Os habitantes ficaram apavorados ao ver que o dragão se aproximava da cidade. Mas, Jorge tranquilizou-os, dizendo: «Não tenhais medo! Deus enviou-me para vos libertar do dragão. Abraçai a fé em Cristo; que cada um receba o baptismo e eu matarei o monstro”. Então, o rei e a população converteram-se a Cristo. O bravo cavaleiro matou o dragão, cujo corpo foi arrastado para fora da cidade.

A lenda surgiu na época das Cruzadas, influenciada por uma falsa interpretação de uma imagem do imperador cristão, Constantino, encontrada em Constantinopla, onde o soberano aparecia a esmagar, com o pé, um dragão, símbolo do "inimigo da raça humana".

O imaginário popular e os mitos gregos de Perseu, que mata o monstro, libertando a bela Andrómeda, fizeram do heróico mártir da Capadócia um símbolo de Cristo, que derrota o mal (o demónio) representado pelo dragão.

Com Ricardo Coração de Leão (1157-1199), São Jorge foi invocado como protector por todos os combatentes.

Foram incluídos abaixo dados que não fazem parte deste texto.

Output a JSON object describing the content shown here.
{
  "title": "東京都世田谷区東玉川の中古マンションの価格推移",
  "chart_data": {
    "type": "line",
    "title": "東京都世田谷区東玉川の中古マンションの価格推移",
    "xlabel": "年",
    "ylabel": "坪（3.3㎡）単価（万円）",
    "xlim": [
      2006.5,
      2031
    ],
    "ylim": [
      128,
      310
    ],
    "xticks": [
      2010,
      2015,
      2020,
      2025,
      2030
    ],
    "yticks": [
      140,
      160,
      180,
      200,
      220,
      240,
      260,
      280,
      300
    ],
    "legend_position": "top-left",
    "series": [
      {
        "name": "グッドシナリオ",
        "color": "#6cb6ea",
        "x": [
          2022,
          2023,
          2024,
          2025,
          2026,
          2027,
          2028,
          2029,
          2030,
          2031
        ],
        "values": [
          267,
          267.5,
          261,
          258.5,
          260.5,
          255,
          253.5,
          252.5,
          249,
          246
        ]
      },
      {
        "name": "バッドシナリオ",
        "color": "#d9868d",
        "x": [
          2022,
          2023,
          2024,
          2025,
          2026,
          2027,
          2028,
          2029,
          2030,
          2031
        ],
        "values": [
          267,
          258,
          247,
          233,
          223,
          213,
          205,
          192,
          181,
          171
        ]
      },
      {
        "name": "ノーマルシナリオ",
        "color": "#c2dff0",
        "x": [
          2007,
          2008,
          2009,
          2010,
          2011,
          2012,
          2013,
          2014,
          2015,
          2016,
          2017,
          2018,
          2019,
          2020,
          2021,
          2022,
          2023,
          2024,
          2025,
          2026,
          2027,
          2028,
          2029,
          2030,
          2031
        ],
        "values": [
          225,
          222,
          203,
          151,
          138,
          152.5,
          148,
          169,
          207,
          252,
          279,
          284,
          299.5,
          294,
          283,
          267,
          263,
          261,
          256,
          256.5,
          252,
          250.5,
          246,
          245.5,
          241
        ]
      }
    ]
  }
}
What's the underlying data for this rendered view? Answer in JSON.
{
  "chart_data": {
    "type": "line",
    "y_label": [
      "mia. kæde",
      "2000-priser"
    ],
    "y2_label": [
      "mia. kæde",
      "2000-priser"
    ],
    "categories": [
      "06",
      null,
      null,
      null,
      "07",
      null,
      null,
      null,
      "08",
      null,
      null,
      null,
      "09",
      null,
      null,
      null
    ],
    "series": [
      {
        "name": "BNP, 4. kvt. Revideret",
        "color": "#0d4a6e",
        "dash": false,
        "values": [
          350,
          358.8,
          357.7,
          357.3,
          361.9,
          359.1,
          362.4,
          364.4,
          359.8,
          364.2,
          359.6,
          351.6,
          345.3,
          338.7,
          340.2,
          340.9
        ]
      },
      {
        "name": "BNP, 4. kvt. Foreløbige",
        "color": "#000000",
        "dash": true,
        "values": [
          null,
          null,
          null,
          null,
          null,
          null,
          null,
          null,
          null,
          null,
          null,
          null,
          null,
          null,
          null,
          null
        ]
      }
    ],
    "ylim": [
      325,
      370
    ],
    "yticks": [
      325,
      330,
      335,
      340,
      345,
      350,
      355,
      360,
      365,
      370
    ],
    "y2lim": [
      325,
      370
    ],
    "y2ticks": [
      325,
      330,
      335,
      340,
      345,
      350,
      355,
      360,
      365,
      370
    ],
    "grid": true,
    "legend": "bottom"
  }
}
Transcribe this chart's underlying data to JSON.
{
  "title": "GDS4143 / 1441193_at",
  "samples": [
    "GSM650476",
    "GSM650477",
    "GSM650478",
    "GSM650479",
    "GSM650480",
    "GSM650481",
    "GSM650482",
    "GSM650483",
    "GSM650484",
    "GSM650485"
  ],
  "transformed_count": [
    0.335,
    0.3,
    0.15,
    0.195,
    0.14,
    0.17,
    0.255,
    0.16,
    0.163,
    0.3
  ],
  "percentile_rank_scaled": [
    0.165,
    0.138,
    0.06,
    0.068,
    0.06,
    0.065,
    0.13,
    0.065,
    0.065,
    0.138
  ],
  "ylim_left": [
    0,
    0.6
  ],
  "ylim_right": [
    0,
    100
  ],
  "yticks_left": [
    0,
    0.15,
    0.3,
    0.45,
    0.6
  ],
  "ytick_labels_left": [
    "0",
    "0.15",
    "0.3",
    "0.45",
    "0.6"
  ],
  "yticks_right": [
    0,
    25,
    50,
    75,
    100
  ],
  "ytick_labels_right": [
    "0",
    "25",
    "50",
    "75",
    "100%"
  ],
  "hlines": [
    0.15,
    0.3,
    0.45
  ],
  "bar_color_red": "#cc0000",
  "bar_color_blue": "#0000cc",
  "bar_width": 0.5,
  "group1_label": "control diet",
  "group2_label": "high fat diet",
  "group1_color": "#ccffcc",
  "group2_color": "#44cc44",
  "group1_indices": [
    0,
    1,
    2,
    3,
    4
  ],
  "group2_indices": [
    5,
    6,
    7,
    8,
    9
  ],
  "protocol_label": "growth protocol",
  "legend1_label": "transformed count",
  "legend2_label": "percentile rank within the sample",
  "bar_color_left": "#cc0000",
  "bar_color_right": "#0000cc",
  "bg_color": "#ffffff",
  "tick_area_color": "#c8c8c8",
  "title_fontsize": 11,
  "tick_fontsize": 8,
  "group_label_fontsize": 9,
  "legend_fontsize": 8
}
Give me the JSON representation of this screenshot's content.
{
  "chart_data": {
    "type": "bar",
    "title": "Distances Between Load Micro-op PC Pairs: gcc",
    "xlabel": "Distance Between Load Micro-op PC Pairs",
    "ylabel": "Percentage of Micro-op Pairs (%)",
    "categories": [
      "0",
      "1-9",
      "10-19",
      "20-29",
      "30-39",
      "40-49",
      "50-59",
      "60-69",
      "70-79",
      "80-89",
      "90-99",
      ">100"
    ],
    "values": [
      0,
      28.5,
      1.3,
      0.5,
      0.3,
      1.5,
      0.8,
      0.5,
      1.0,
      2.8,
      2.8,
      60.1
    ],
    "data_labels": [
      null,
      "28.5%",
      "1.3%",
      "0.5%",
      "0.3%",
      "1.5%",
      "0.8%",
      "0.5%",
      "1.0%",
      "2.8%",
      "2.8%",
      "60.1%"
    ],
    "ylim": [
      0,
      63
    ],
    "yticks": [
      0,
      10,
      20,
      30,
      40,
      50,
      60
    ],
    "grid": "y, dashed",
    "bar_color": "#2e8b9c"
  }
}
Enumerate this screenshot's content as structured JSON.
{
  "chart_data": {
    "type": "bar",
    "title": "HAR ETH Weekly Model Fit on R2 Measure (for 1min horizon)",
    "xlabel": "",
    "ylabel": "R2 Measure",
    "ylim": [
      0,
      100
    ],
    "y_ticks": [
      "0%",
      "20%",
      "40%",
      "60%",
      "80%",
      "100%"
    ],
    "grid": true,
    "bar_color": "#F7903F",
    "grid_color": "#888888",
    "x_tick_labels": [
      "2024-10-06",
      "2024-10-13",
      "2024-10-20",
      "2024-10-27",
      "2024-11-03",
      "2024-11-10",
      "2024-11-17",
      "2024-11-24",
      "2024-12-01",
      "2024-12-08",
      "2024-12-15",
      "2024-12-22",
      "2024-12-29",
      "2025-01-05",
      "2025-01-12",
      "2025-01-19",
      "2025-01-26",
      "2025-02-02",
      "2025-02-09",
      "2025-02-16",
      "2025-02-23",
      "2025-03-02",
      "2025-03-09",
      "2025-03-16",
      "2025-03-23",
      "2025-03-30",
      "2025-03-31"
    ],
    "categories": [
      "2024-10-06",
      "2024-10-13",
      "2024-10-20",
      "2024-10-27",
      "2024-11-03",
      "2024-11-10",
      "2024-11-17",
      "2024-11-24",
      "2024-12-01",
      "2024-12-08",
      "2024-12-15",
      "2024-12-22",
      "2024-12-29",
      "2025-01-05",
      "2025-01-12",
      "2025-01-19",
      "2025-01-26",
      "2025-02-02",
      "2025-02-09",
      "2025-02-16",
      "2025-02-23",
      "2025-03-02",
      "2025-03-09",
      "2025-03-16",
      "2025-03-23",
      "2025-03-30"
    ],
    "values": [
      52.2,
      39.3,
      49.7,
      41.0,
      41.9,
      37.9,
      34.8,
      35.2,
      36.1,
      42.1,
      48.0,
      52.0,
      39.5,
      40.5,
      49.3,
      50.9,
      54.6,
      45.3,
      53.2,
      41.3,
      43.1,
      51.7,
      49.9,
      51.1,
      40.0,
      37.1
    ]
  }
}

É apenas uma das muitas interpretações deste humilde mártir, que quis testemunhar, com plena liberdade, a sua fé em Cristo, sofrendo e dando a sua vida, como fizeram muitos outros mártires de todas as idades naqueles tempos de sofrimento e sangue, em todos os cantos do vasto Império Romano.

A sua memória litúrgica é celebrada no dia 23 de Abril.